HACKER Q&A
📣 jonsantillan

How do you manage accounts receivable efficiently at your company?


I started a company again after I sold my previous one in 2022 and I've been in month 4 of company building now. I noticed common thread in our conversations with business owners, founders and finance executives that finance areas are often the last to get updated or innovated. Most businesses pay more attention to customer-facing parts like sales, marketing or product development. They only look at finance when problems like missed payments or other money issues start to happen. Really scary, and most of those issues become almost unmanageable, leading to ballooned outstanding invoices, like seriously in millions of dollars that can severely disrupt business operations and put businesses in a bad situation.

Majority of theses businesses that we talked to find themselves in, reacting to financial chaos rather than proactively managing their finances.

I am thinking reactive approach can be dangerous. It diverts crucial energy and resources away from growth and innovation, and into fixing urgent but avoidable financial crisis.


  👤 sema4hacker Accepted Answer ✓
Tracking the age of invoices is straightforward and easy to make efficient. What your enforcement policy is going to be when payments are overdue decides whether you let cash flow become a problem or not. Cash is the blood of a company, keeping it alive, and is due all the respect you can give it. Come down hard on whatever is causing money problems BEFORE it becomes an issue.

👤 gregjor
Any decent accounting system can generate invoices and track receivables. Typically an invoice has payment terms: net 30, net 60, etc. The date of the invoice plus the grace days (e.g. 30 for net 30) gives a due date. Many companies work on monthly billing and receivables cycles so you see the 30/60/90 periods a lot. Receivables reports generally show aged receivables, amounts in current (not due yet)/30/60/90+ buckets. And receivables reports also generally show individual outstanding invoices, and delinquent (overdue) invoices.

Accounting systems usually have a way to prod or "dun" the payee, with emails or (in the old days and maybe still) letters. The dunning notices can get more insistent as the invoice gets older. And generally the accountant or AR manager has a report showing the overdue receivables with notes on calls and emails and promises made for payment.

At some point a portion of receivables may turn into legal problems. You probably can't predict (the proactive part of your question) which, but over time you may have some criteria for extending credit (banks and credit card companies use FICO scores and credit reports, similar databases exist for business credit ratings). What you can do, both legally and practically, to collect a debt depends on the business, the contract, and state and local laws. Usually small amounts get written off (probably deductible on your taxes) and large amounts get turned into a lawsuit. How that works and plays out depends on the jurisdiction of the parties. Most US states have mandatory or strongly-encouraged mediation and/or fast-track small claims court for amounts under some threshold, maybe as much as $20,000. That part you would not trust to software -- collection plays out case-by-case and you have to weigh the legal costs and antagonizing or losing a customer who may eventually pay, or settle.

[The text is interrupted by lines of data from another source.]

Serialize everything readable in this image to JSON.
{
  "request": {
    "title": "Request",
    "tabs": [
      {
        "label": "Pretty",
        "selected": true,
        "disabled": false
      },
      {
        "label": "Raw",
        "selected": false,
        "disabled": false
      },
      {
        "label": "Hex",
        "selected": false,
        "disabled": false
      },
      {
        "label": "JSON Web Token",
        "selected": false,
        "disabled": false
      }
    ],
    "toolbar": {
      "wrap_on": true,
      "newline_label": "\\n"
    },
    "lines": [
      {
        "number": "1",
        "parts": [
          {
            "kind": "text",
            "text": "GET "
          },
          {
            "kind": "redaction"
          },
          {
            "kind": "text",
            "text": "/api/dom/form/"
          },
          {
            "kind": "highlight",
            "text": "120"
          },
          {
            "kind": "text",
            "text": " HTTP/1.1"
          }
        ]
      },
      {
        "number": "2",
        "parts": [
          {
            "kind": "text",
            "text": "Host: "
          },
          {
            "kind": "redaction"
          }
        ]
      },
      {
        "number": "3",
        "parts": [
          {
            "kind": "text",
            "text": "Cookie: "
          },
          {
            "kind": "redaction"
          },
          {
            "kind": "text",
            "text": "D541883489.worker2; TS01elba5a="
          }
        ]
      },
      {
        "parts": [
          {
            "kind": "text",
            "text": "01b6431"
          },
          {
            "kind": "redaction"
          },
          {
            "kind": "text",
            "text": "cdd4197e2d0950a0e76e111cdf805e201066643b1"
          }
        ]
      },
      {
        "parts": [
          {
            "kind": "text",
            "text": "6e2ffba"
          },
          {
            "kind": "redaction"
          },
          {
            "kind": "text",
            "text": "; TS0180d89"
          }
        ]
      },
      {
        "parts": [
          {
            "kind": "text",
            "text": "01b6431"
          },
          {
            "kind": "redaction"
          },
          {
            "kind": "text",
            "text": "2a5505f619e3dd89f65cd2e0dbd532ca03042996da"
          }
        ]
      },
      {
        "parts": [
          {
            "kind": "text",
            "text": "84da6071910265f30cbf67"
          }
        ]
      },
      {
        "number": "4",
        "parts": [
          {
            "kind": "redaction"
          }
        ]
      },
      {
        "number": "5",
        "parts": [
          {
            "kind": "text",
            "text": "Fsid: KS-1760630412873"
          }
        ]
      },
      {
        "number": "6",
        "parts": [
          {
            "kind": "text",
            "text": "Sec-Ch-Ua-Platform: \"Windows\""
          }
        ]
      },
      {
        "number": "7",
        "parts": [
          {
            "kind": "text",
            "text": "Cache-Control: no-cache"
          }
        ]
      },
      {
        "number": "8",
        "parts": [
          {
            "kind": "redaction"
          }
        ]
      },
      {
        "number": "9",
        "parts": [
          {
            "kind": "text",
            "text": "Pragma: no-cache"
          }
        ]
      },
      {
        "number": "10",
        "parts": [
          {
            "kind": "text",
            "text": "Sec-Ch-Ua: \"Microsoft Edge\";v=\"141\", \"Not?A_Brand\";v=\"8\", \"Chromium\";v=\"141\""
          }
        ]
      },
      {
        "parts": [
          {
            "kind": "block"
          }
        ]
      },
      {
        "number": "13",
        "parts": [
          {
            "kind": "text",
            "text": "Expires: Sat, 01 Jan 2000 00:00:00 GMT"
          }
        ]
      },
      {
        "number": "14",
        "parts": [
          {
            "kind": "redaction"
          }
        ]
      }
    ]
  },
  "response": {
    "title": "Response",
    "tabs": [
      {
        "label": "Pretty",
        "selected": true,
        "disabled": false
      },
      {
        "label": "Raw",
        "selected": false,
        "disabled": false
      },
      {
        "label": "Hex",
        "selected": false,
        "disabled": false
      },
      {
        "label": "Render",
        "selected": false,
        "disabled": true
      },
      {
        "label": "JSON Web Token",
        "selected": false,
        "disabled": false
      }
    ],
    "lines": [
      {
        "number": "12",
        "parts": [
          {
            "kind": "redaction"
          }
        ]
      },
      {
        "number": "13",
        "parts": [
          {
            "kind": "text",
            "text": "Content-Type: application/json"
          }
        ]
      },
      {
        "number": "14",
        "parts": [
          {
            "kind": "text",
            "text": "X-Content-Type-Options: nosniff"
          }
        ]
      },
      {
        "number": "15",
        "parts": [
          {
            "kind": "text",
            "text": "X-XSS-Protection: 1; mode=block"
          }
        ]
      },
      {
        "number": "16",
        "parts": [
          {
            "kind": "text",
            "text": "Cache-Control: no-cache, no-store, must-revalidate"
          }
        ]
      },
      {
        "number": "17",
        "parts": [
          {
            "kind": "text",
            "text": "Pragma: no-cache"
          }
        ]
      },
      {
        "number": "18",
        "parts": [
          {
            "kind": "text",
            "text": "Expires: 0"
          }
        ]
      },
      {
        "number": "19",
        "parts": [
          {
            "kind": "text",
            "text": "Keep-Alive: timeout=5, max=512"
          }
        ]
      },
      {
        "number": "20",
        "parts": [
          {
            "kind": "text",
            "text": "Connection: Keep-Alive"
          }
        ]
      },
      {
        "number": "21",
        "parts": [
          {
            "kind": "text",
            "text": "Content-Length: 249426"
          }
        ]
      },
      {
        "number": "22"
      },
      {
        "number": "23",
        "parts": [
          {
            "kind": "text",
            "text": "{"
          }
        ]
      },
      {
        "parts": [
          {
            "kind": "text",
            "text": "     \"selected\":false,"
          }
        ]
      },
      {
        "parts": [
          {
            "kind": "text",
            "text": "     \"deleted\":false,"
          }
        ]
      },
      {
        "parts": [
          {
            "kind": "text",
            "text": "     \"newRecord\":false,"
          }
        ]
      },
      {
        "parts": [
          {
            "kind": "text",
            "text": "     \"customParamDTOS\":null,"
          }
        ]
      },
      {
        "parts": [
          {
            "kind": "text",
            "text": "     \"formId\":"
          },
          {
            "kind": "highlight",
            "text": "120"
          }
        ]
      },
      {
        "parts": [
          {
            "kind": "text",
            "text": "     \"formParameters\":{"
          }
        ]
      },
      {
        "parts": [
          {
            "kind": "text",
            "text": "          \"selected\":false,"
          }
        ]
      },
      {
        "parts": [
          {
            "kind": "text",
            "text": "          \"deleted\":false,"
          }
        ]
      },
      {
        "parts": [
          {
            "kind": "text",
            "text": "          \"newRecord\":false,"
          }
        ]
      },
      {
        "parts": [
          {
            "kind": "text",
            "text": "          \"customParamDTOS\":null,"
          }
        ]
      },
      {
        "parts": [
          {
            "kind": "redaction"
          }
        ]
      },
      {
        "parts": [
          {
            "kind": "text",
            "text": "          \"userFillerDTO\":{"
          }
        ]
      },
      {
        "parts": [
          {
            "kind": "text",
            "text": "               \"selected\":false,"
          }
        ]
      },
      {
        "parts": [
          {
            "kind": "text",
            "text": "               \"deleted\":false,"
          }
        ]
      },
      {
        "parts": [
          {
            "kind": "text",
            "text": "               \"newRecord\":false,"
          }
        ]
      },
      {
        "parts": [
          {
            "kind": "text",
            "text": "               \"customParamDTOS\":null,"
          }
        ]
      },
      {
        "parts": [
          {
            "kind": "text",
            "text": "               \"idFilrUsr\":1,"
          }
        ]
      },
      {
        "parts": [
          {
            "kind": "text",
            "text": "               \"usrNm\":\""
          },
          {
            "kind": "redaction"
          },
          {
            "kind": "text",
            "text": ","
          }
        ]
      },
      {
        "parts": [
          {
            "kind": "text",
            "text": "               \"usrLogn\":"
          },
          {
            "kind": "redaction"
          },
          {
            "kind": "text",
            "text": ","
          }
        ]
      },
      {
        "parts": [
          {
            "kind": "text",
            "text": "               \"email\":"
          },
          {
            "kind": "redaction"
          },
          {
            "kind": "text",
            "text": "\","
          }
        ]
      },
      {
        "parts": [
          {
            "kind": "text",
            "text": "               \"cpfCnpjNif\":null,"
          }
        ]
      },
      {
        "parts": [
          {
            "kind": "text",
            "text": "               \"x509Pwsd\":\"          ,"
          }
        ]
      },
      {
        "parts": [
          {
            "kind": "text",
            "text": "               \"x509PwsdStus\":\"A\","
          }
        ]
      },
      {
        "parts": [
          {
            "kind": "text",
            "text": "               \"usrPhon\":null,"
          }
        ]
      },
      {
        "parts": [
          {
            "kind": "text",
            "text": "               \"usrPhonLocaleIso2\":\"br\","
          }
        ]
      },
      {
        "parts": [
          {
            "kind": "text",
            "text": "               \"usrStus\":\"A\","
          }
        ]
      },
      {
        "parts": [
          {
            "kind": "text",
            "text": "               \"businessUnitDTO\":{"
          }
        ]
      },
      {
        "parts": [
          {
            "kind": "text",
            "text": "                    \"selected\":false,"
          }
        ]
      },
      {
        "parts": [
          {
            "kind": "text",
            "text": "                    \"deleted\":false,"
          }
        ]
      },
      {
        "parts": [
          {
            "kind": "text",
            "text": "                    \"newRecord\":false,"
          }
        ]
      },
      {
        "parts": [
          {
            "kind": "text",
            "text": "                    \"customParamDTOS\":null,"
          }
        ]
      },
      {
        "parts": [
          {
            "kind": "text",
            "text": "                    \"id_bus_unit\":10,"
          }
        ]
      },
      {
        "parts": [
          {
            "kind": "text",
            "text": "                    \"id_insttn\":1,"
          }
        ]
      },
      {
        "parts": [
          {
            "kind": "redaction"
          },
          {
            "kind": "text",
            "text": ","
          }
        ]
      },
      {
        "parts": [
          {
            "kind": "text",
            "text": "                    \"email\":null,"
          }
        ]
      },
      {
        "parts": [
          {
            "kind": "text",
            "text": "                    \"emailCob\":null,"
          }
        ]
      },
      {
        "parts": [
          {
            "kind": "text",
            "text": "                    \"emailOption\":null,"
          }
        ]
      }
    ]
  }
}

Ideally you don't get yourself into the position where customers can run up large amounts of receivables (debt to you) but in some businesses you can't avoid it.

My observations from a 40+ years career that included writing several accounting and receivables systems, and getting chummy with lawyers and the accounting people who write checks:

- Most people and companies pay their bills on time or reasonably close to on time.

- It only takes a few slow- or no-pay customers to seriously hit your cash flow.

- A large organization or government agency that owes you a lot of money but stalls on paying can kill you. Even if you try to collect you can get forced into a full-blown lawsuit that drags on for years, against an organization that has full-time legal resources. Large amounts don't go to mediation or small claims, so you end up in the court system litigating a breach of contract suit.

- Smaller companies very often get involved in expensive collection or contract suits over small amounts of money they would be better off just writing down and moving on. It turns into a battle of egos with only the lawyers profiting in the end. I see that a lot with software development firms and their clients -- spending a lot of time suing over a few thousand dollars.

- Just like in a casino, figure out in advance how much you can lose without creating a financial disaster, and don't extend credit over that amount. Ask for deposits, escrow, or up-front payment.

- If a customer or client seems shady or asks for a lot of accommodation (like extended terms without a good explanation), or they give you a bad feeling, don't let them get in the position of owing you a lot of money.

- Vet your customers/clients if you can. Use a credit reporting agency and adjust the receivables limit based on the customer's history and reputation.